JC – No boletim epidemiológico do Ministério da Saúde, divulgado na semana passada, consta que o Brasil tem 1.113 casos confirmados e mais de 3 mil em investigação. O que dificulta a confirmação?
Vanessa – Como não temos um exame que identifica a causa como sendo pelo zika, a microcefalia por infecção congênita precisa ser comprovada pela tomografia. Claro que, mais tarde, poderemos descobrir que alguns desses casos foram provocados por outras infecções, mas, a partir do momento em que a tomografia aponta a infecção, o caso é confirmado. Em Pernambuco, fizemos uma parceria com neuropediatras e a Secretaria de Saúde para tentarmos acelerar os diagnósticos. Às vezes, o paciente é notificado na maternidade, mas não fica para fazer todos os exames – até porque nem todos os hospitais os disponibilizam. Então ganha alta, procura um centro para fazer os exames e, a partir daí, o caso é confirmado ou descartado. Fizemos dois mutirões em Recife. Somente no primeiro, atendemos a 116 casos e confirmamos uns 20. Se vemos que não tem microcefalia ao medirmos a cabeça, já liberamos. Algumas crianças recebem a confirmação, mas os médicos, por algum motivo, não comunicam a Secretaria da Saúde para dar baixa no sistema. Por mais que as secretarias façam um bom trabalho, é difícil que tudo funcione de maneira organizada. Com esses mutirões, tentamos mensurar a dimensão dessa epidemia, pelo menos em Pernambuco.

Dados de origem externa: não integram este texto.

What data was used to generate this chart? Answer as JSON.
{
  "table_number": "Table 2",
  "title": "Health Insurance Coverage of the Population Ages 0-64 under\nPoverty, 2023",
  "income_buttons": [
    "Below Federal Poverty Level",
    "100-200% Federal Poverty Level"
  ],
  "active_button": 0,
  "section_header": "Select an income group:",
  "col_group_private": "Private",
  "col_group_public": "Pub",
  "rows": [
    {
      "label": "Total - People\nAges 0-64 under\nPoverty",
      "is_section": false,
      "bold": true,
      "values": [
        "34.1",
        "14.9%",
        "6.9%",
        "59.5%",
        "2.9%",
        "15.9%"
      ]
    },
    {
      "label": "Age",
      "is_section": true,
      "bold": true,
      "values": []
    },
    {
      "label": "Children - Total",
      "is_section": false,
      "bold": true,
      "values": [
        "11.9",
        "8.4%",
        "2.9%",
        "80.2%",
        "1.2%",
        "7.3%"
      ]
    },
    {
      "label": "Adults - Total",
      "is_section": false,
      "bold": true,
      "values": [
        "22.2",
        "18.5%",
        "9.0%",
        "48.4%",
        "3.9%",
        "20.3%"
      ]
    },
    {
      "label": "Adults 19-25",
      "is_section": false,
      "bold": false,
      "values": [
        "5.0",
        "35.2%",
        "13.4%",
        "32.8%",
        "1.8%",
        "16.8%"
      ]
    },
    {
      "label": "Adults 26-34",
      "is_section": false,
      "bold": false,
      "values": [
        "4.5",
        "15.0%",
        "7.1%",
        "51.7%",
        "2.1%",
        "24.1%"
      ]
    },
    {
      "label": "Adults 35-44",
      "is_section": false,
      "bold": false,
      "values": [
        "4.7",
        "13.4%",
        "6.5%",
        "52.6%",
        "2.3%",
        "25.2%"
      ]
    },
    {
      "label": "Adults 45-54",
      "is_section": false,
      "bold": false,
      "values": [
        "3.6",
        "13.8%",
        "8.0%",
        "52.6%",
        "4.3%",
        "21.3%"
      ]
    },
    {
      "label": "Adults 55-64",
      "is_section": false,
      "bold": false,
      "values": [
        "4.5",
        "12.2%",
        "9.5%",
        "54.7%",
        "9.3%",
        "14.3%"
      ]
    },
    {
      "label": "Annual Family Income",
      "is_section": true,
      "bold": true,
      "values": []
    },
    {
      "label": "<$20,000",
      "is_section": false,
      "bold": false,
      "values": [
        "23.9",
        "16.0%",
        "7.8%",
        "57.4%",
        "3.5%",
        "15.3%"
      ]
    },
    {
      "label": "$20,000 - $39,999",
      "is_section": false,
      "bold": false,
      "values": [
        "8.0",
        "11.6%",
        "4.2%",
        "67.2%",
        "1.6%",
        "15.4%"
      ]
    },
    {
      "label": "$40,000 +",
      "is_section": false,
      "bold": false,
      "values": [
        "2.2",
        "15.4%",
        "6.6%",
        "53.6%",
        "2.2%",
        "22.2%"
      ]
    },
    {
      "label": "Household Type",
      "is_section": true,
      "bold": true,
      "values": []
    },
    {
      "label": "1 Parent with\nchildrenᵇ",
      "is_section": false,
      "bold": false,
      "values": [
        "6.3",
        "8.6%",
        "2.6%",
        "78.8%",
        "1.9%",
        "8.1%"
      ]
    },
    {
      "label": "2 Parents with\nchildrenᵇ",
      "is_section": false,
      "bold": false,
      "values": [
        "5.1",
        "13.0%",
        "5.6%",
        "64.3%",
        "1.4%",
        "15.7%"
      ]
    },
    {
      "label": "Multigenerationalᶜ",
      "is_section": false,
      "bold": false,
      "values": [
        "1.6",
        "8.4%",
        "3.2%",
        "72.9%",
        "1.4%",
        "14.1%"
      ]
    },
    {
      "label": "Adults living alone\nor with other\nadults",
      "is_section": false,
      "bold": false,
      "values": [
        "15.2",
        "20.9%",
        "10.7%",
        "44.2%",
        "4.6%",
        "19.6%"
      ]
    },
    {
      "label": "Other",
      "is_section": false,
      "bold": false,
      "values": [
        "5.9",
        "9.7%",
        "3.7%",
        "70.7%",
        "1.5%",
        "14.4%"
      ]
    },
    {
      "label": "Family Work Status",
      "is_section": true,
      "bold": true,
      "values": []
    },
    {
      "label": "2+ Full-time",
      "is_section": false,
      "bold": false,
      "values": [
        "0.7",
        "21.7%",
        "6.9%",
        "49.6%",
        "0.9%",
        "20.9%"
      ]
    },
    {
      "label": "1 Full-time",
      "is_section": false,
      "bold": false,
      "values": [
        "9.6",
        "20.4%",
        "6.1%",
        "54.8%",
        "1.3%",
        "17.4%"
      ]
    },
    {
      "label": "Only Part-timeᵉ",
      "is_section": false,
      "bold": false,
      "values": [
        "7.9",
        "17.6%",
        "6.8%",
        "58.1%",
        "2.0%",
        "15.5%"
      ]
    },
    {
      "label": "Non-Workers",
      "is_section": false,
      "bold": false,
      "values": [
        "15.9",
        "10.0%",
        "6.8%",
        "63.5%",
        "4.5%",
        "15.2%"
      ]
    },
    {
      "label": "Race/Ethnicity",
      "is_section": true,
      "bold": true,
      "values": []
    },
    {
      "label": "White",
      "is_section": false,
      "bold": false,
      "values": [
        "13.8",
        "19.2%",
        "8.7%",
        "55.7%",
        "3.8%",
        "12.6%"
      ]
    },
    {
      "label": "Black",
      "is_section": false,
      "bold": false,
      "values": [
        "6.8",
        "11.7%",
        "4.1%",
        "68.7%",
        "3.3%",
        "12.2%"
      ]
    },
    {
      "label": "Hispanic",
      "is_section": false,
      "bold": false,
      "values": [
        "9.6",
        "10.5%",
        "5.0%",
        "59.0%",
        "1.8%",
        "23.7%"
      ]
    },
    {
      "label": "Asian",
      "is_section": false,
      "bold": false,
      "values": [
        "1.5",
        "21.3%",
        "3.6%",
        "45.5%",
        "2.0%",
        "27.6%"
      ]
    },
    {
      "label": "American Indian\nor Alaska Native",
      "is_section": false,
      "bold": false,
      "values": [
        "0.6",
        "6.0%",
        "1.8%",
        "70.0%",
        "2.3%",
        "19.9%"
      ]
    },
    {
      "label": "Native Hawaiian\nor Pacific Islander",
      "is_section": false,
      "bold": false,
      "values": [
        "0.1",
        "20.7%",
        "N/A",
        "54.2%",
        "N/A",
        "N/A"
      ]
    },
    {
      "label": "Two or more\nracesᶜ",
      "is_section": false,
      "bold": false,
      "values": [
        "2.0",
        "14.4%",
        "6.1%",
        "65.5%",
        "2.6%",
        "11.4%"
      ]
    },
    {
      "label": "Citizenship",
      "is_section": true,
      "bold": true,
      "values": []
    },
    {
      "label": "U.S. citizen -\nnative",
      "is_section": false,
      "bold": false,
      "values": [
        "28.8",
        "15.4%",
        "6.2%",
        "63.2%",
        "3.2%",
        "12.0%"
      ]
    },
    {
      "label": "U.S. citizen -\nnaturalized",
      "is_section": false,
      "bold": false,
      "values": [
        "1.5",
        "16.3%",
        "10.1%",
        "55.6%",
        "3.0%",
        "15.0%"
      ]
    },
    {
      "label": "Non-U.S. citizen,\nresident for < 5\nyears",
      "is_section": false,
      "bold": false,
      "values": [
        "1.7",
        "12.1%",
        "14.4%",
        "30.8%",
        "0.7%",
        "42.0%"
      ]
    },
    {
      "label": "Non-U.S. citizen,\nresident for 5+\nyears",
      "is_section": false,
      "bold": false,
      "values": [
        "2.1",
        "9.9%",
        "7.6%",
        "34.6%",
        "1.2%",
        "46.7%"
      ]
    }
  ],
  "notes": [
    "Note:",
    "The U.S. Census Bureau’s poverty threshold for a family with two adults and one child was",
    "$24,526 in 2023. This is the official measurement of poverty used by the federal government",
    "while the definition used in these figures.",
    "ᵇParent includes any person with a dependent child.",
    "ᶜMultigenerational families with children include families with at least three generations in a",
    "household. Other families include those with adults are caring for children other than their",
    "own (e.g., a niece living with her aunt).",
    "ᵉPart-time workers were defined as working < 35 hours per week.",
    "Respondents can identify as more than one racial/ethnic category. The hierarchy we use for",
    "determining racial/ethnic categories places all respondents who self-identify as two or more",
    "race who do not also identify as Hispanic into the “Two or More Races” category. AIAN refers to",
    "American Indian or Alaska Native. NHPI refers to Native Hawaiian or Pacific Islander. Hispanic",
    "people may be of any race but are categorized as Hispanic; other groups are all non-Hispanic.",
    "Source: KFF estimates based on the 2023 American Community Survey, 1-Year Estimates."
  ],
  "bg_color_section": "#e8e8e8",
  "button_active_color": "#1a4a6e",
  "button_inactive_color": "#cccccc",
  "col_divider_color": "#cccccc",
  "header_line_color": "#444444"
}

JC – O secretário da Saúde do Rio Grande do Sul, João Gabbardo dos Reis, afirmou que teremos uma “geração com problemas neurológicos”. O que os pais dessas crianças podem esperar?
Vanessa – Isso vai depender do paciente. Tem casos gravíssimos, com más-formações importantes e lesões cerebrais. É muito complicado dizer, na fase inicial de uma doença que não conhecemos direito, quais serão as consequências. Uma criança com má-formação cerebral, com lesão e calcificação, costuma apresentar comprometimento global, tanto da parte cognitiva como da motora. Algumas têm comprometimento mais leve. Temos muitos casos ao mesmo tempo, e é isso que preocupa. O Brasil já não tem centros de reabilitação suficientes. Agora, ficou ainda mais complicado. Estamos tentando, mas, com essa crise na saúde pública, não sei como isso vai se organizar a longo prazo, até porque as complicações aparecem quando a criança começa a se desenvolver. Na fase inicial, o bebê não faz muita coisa. No centro onde eu trabalho, temos 130 pacientes com microcefalia. Tento trabalhar com os pais para que vivam um dia de cada vez, para que lidem com as dificuldades conforme elas cheguem. Uma tomografia ou uma ressonância não vai definir como a criança vai estar com um ou dois anos. Vamos continuar estudando para tentar descobrir como a criança vai evoluir.